# Little clouds of poo fluff!



## Sezra (May 20, 2011)

This morning was the first chance I had to bath Daisy since her spay due to waiting for it to heal, work and living it up in Brighton this weekend with the girlies! 

She was beginning to feel like she had too much coat in the usual places, around her tail/back end, shoulders and around her ears. I gave her a really good brush through with the Matt break which is like a Coat King. This gets rid of the matts but also 'thins' down her coat. The amount of fluff I remove is  but she still looks as fluffy and curly as ever afterwards! 

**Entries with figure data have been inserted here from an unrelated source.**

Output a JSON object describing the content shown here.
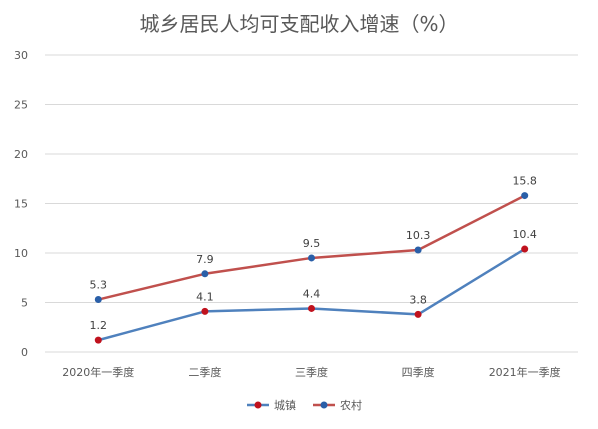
{
  "chart_data": {
    "type": "line",
    "title": "城乡居民人均可支配收入增速（%）",
    "categories": [
      "2020年一季度",
      "二季度",
      "三季度",
      "四季度",
      "2021年一季度"
    ],
    "ylim": [
      0,
      30
    ],
    "yticks": [
      0,
      5,
      10,
      15,
      20,
      25,
      30
    ],
    "grid": true,
    "legend_position": "bottom-center",
    "series": [
      {
        "name": "城镇",
        "values": [
          1.2,
          4.1,
          4.4,
          3.8,
          10.4
        ],
        "color": "#4f81bd",
        "marker_color": "#c0121e"
      },
      {
        "name": "农村",
        "values": [
          5.3,
          7.9,
          9.5,
          10.3,
          15.8
        ],
        "color": "#c0504d",
        "marker_color": "#2a5fa8"
      }
    ]
  }
}
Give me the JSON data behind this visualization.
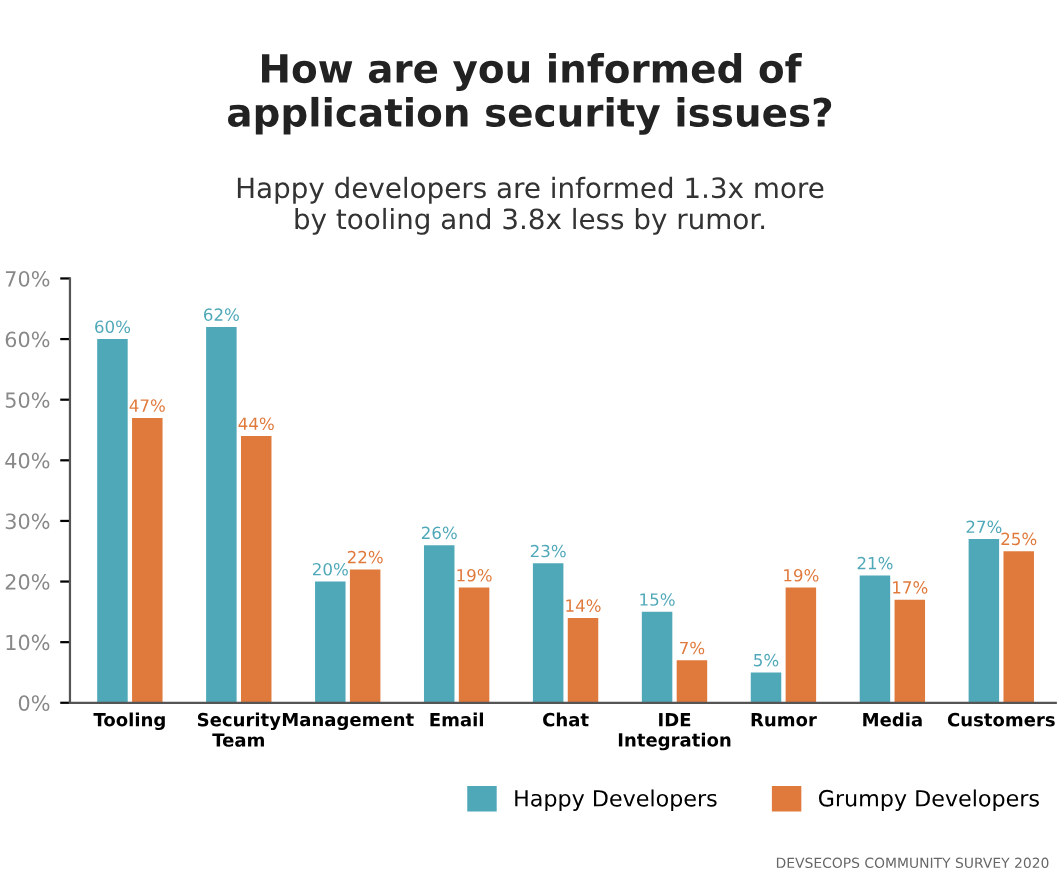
{
  "chart_data": {
    "type": "bar",
    "title": "How are you informed of\napplication security issues?",
    "subtitle": "Happy developers are informed 1.3x more\nby tooling and 3.8x less by rumor.",
    "categories": [
      "Tooling",
      "Security\nTeam",
      "Management",
      "Email",
      "Chat",
      "IDE\nIntegration",
      "Rumor",
      "Media",
      "Customers"
    ],
    "series": [
      {
        "name": "Happy Developers",
        "color": "#4fa8b8",
        "values": [
          60,
          62,
          20,
          26,
          23,
          15,
          5,
          21,
          27
        ],
        "value_labels": [
          "60%",
          "62%",
          "20%",
          "26%",
          "23%",
          "15%",
          "5%",
          "21%",
          "27%"
        ]
      },
      {
        "name": "Grumpy Developers",
        "color": "#e07a3c",
        "values": [
          47,
          44,
          22,
          19,
          14,
          7,
          19,
          17,
          25
        ],
        "value_labels": [
          "47%",
          "44%",
          "22%",
          "19%",
          "14%",
          "7%",
          "19%",
          "17%",
          "25%"
        ]
      }
    ],
    "ylim": [
      0,
      70
    ],
    "yticks": [
      {
        "value": 0,
        "label": "0%"
      },
      {
        "value": 10,
        "label": "10%"
      },
      {
        "value": 20,
        "label": "20%"
      },
      {
        "value": 30,
        "label": "30%"
      },
      {
        "value": 40,
        "label": "40%"
      },
      {
        "value": 50,
        "label": "50%"
      },
      {
        "value": 60,
        "label": "60%"
      },
      {
        "value": 70,
        "label": "70%"
      }
    ],
    "grid": false,
    "legend": "bottom right",
    "annotations": [
      "DEVSECOPS COMMUNITY SURVEY 2020"
    ]
  }
}
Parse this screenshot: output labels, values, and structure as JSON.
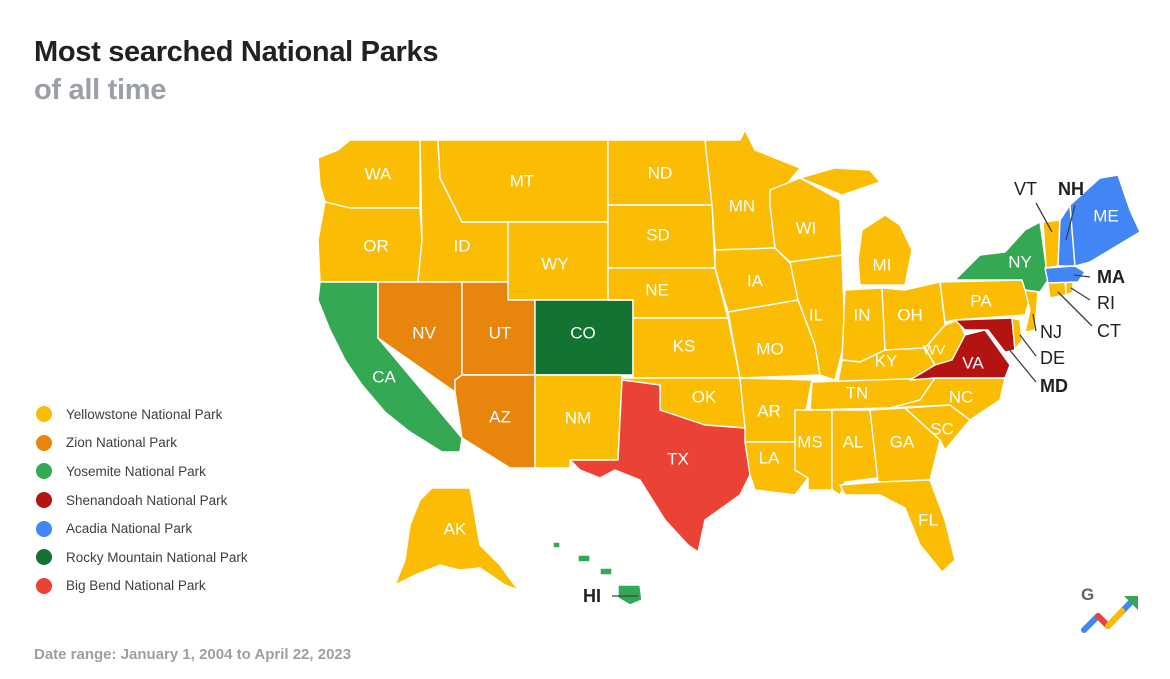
{
  "title": "Most searched National Parks",
  "subtitle": "of all time",
  "footer": "Date range: January 1, 2004 to April 22, 2023",
  "logo_letter": "G",
  "legend": [
    {
      "park": "Yellowstone National Park",
      "color": "#FBBC04"
    },
    {
      "park": "Zion National Park",
      "color": "#E8850C"
    },
    {
      "park": "Yosemite National Park",
      "color": "#34A853"
    },
    {
      "park": "Shenandoah National Park",
      "color": "#B31412"
    },
    {
      "park": "Acadia National Park",
      "color": "#4285F4"
    },
    {
      "park": "Rocky Mountain National Park",
      "color": "#137333"
    },
    {
      "park": "Big Bend National Park",
      "color": "#EA4335"
    }
  ],
  "states": {
    "WA": "Yellowstone National Park",
    "OR": "Yellowstone National Park",
    "ID": "Yellowstone National Park",
    "MT": "Yellowstone National Park",
    "WY": "Yellowstone National Park",
    "ND": "Yellowstone National Park",
    "SD": "Yellowstone National Park",
    "NE": "Yellowstone National Park",
    "KS": "Yellowstone National Park",
    "OK": "Yellowstone National Park",
    "NM": "Yellowstone National Park",
    "MN": "Yellowstone National Park",
    "IA": "Yellowstone National Park",
    "MO": "Yellowstone National Park",
    "AR": "Yellowstone National Park",
    "LA": "Yellowstone National Park",
    "WI": "Yellowstone National Park",
    "IL": "Yellowstone National Park",
    "MI": "Yellowstone National Park",
    "IN": "Yellowstone National Park",
    "OH": "Yellowstone National Park",
    "KY": "Yellowstone National Park",
    "TN": "Yellowstone National Park",
    "MS": "Yellowstone National Park",
    "AL": "Yellowstone National Park",
    "GA": "Yellowstone National Park",
    "FL": "Yellowstone National Park",
    "SC": "Yellowstone National Park",
    "NC": "Yellowstone National Park",
    "WV": "Yellowstone National Park",
    "PA": "Yellowstone National Park",
    "NJ": "Yellowstone National Park",
    "DE": "Yellowstone National Park",
    "CT": "Yellowstone National Park",
    "RI": "Yellowstone National Park",
    "VT": "Yellowstone National Park",
    "AK": "Yellowstone National Park",
    "NV": "Zion National Park",
    "UT": "Zion National Park",
    "AZ": "Zion National Park",
    "CA": "Yosemite National Park",
    "NY": "Yosemite National Park",
    "HI": "Yosemite National Park",
    "VA": "Shenandoah National Park",
    "MD": "Shenandoah National Park",
    "ME": "Acadia National Park",
    "NH": "Acadia National Park",
    "MA": "Acadia National Park",
    "CO": "Rocky Mountain National Park",
    "TX": "Big Bend National Park"
  }
}
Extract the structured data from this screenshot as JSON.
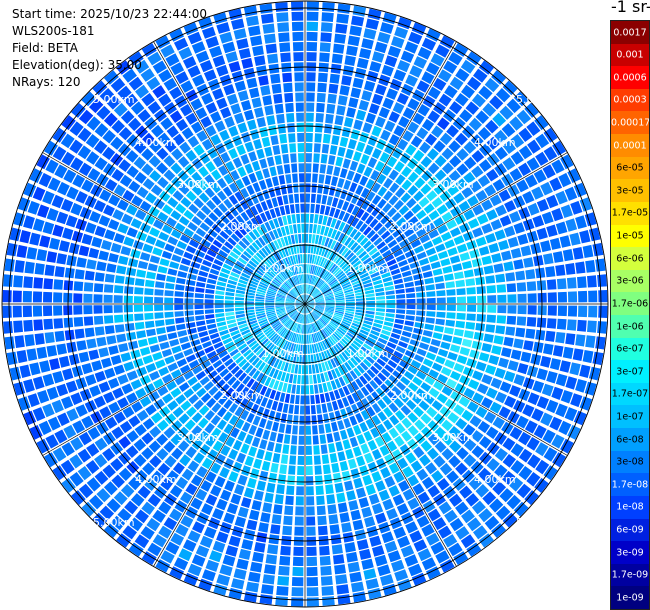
{
  "info": {
    "start_time": "Start time: 2025/10/23 22:44:00",
    "device": "WLS200s-181",
    "field": "Field: BETA",
    "elevation": "Elevation(deg): 35.00",
    "nrays": "NRays: 120"
  },
  "colorbar": {
    "unit_label": "-1 sr-",
    "entries": [
      {
        "label": "0.0017",
        "color": "#8b0000",
        "text_color": "#ffffff"
      },
      {
        "label": "0.001",
        "color": "#c80000",
        "text_color": "#ffffff"
      },
      {
        "label": "0.0006",
        "color": "#ff0000",
        "text_color": "#ffffff"
      },
      {
        "label": "0.0003",
        "color": "#ff3c00",
        "text_color": "#ffffff"
      },
      {
        "label": "0.00017",
        "color": "#ff6400",
        "text_color": "#ffffff"
      },
      {
        "label": "0.0001",
        "color": "#ff8c00",
        "text_color": "#ffffff"
      },
      {
        "label": "6e-05",
        "color": "#ffa500",
        "text_color": "#000000"
      },
      {
        "label": "3e-05",
        "color": "#ffc000",
        "text_color": "#000000"
      },
      {
        "label": "1.7e-05",
        "color": "#ffe000",
        "text_color": "#000000"
      },
      {
        "label": "1e-05",
        "color": "#ffff00",
        "text_color": "#000000"
      },
      {
        "label": "6e-06",
        "color": "#d4ff3c",
        "text_color": "#000000"
      },
      {
        "label": "3e-06",
        "color": "#a8ff64",
        "text_color": "#000000"
      },
      {
        "label": "1.7e-06",
        "color": "#80ff80",
        "text_color": "#000000"
      },
      {
        "label": "1e-06",
        "color": "#50ffb0",
        "text_color": "#000000"
      },
      {
        "label": "6e-07",
        "color": "#20ffe0",
        "text_color": "#000000"
      },
      {
        "label": "3e-07",
        "color": "#00f0ff",
        "text_color": "#000000"
      },
      {
        "label": "1.7e-07",
        "color": "#00d8ff",
        "text_color": "#000000"
      },
      {
        "label": "1e-07",
        "color": "#00c0ff",
        "text_color": "#000000"
      },
      {
        "label": "6e-08",
        "color": "#00a0ff",
        "text_color": "#000000"
      },
      {
        "label": "3e-08",
        "color": "#0080ff",
        "text_color": "#000000"
      },
      {
        "label": "1.7e-08",
        "color": "#0060ff",
        "text_color": "#ffffff"
      },
      {
        "label": "1e-08",
        "color": "#0040ff",
        "text_color": "#ffffff"
      },
      {
        "label": "6e-09",
        "color": "#0020e0",
        "text_color": "#ffffff"
      },
      {
        "label": "3e-09",
        "color": "#0000c8",
        "text_color": "#ffffff"
      },
      {
        "label": "1.7e-09",
        "color": "#0000a0",
        "text_color": "#ffffff"
      },
      {
        "label": "1e-09",
        "color": "#000080",
        "text_color": "#ffffff"
      }
    ]
  },
  "range_labels": {
    "r1": "1.00km",
    "r2": "2.00km",
    "r3": "3.00km",
    "r4": "4.00km",
    "r5": "5.00km"
  }
}
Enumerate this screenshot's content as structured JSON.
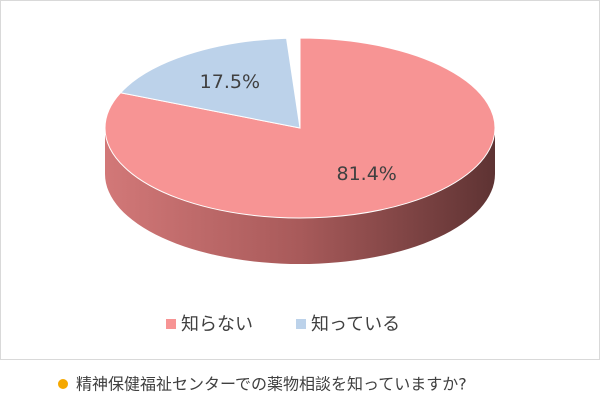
{
  "chart_data": {
    "type": "pie",
    "labels": [
      "知らない",
      "知っている"
    ],
    "values": [
      81.4,
      17.5
    ],
    "value_labels": [
      "81.4%",
      "17.5%"
    ],
    "colors": [
      "#f79494",
      "#bcd2ea"
    ],
    "legend": "bottom"
  },
  "caption": "精神保健福祉センターでの薬物相談を知っていますか?"
}
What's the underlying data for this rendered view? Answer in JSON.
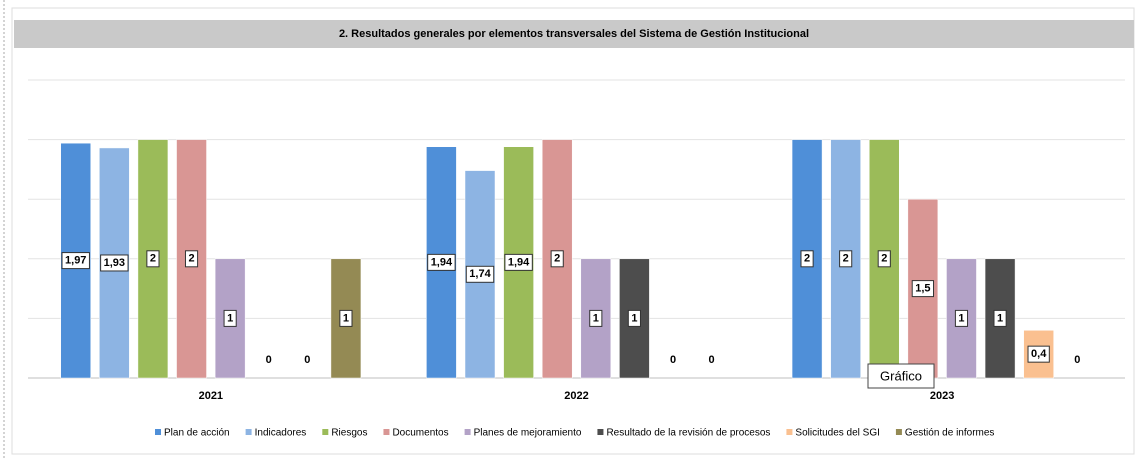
{
  "chart_data": {
    "type": "bar",
    "title": "2. Resultados generales por elementos transversales del Sistema de Gestión Institucional",
    "categories": [
      "2021",
      "2022",
      "2023"
    ],
    "series": [
      {
        "name": "Plan de acción",
        "color": "#4f8fd8",
        "values": [
          1.97,
          1.94,
          2
        ],
        "value_labels": [
          "1,97",
          "1,94",
          "2"
        ]
      },
      {
        "name": "Indicadores",
        "color": "#8db4e3",
        "values": [
          1.93,
          1.74,
          2
        ],
        "value_labels": [
          "1,93",
          "1,74",
          "2"
        ]
      },
      {
        "name": "Riesgos",
        "color": "#9bbb59",
        "values": [
          2,
          1.94,
          2
        ],
        "value_labels": [
          "2",
          "1,94",
          "2"
        ]
      },
      {
        "name": "Documentos",
        "color": "#d99694",
        "values": [
          2,
          2,
          1.5
        ],
        "value_labels": [
          "2",
          "2",
          "1,5"
        ]
      },
      {
        "name": "Planes de mejoramiento",
        "color": "#b3a2c7",
        "values": [
          1,
          1,
          1
        ]
      },
      {
        "name": "Resultado de la revisión de procesos",
        "color": "#4d4d4d",
        "values": [
          0,
          1,
          1
        ]
      },
      {
        "name": "Solicitudes del SGI",
        "color": "#fac090",
        "values": [
          0,
          0,
          0.4
        ],
        "value_labels": [
          "0",
          "0",
          "0,4"
        ]
      },
      {
        "name": "Gestión de informes",
        "color": "#948a54",
        "values": [
          1,
          0,
          0
        ]
      }
    ],
    "ylim": [
      0,
      2.5
    ],
    "yticks": [
      0,
      0.5,
      1,
      1.5,
      2,
      2.5
    ],
    "grid": true,
    "legend": "bottom",
    "tooltip": "Gráfico"
  }
}
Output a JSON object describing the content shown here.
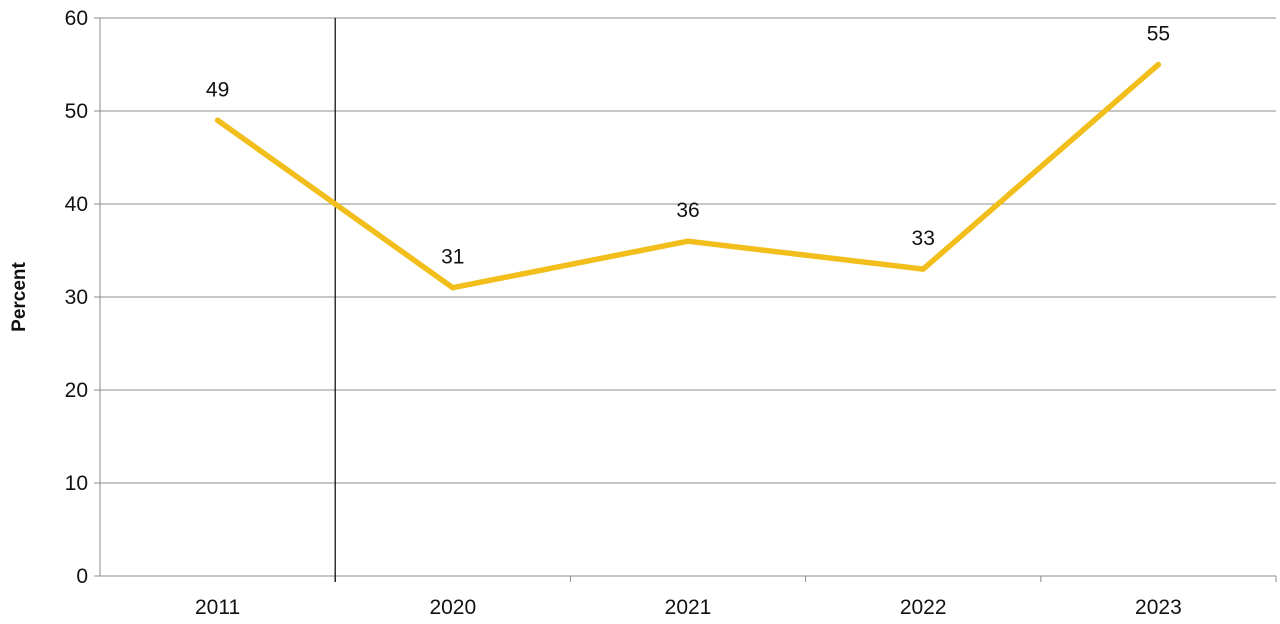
{
  "chart_data": {
    "type": "line",
    "title": "",
    "xlabel": "",
    "ylabel": "Percent",
    "categories": [
      "2011",
      "2020",
      "2021",
      "2022",
      "2023"
    ],
    "series": [
      {
        "values": [
          49,
          31,
          36,
          33,
          55
        ],
        "color": "#F2BE1B"
      }
    ],
    "data_labels": [
      "49",
      "31",
      "36",
      "33",
      "55"
    ],
    "ylim": [
      0,
      60
    ],
    "yticks": [
      0,
      10,
      20,
      30,
      40,
      50,
      60
    ],
    "grid": true,
    "legend": "none",
    "break_after_category": "2011"
  }
}
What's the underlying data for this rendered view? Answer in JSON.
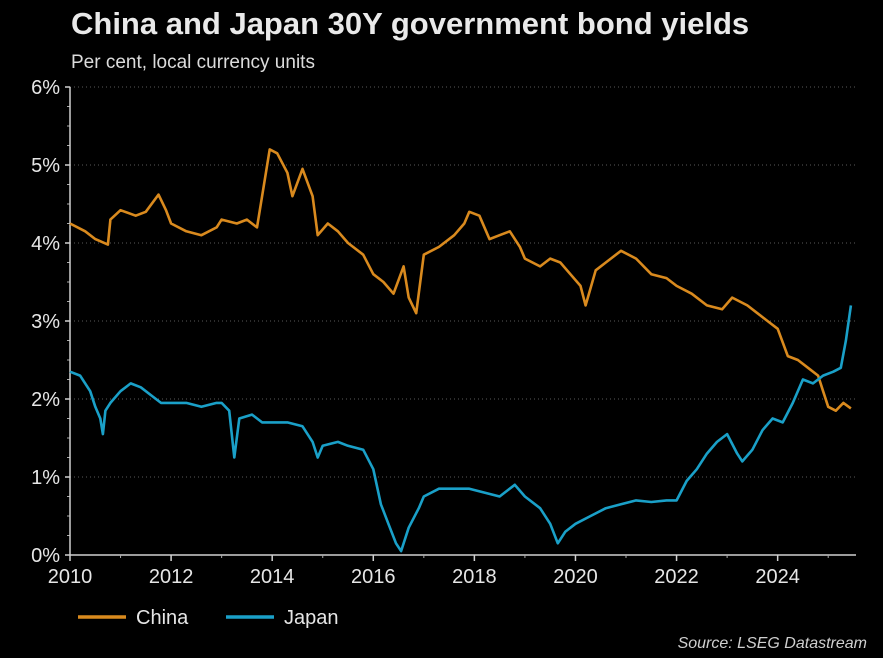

By the middle of the afternoon I had noticed all over the downstairs and round the edges of the rooms 'clouds of fluff'! I think there must have been hair left on her that although I removed it was still on her coat and as she dried it came off. Considering she is a non moulter it was quite amazing how much I kept finding! 

She know looks amazing and is matt free however next time I am going to take a piccie of the amount of hair I seem to have taken off as it always seems like loads (the bath is a disgrace afterwards!).


----------



## kendal (Jul 16, 2009)

lol i could make a new dog with the amount a get of my girls when i do a full dematt.


----------



## Tressa (Aug 31, 2010)

I know exactly what you mean - fluff chasing has become my new hobby since I did Teddy


----------



## Sezra (May 20, 2011)

I am glad it is not just Daisy. I am astonished how much seems to come out when I groom her after a bath. I have found leaving her in their to brush her works better as she stands still, even though it is a bit awkward but the clumps of balck hair in that bath afterwards is a bit grim!


----------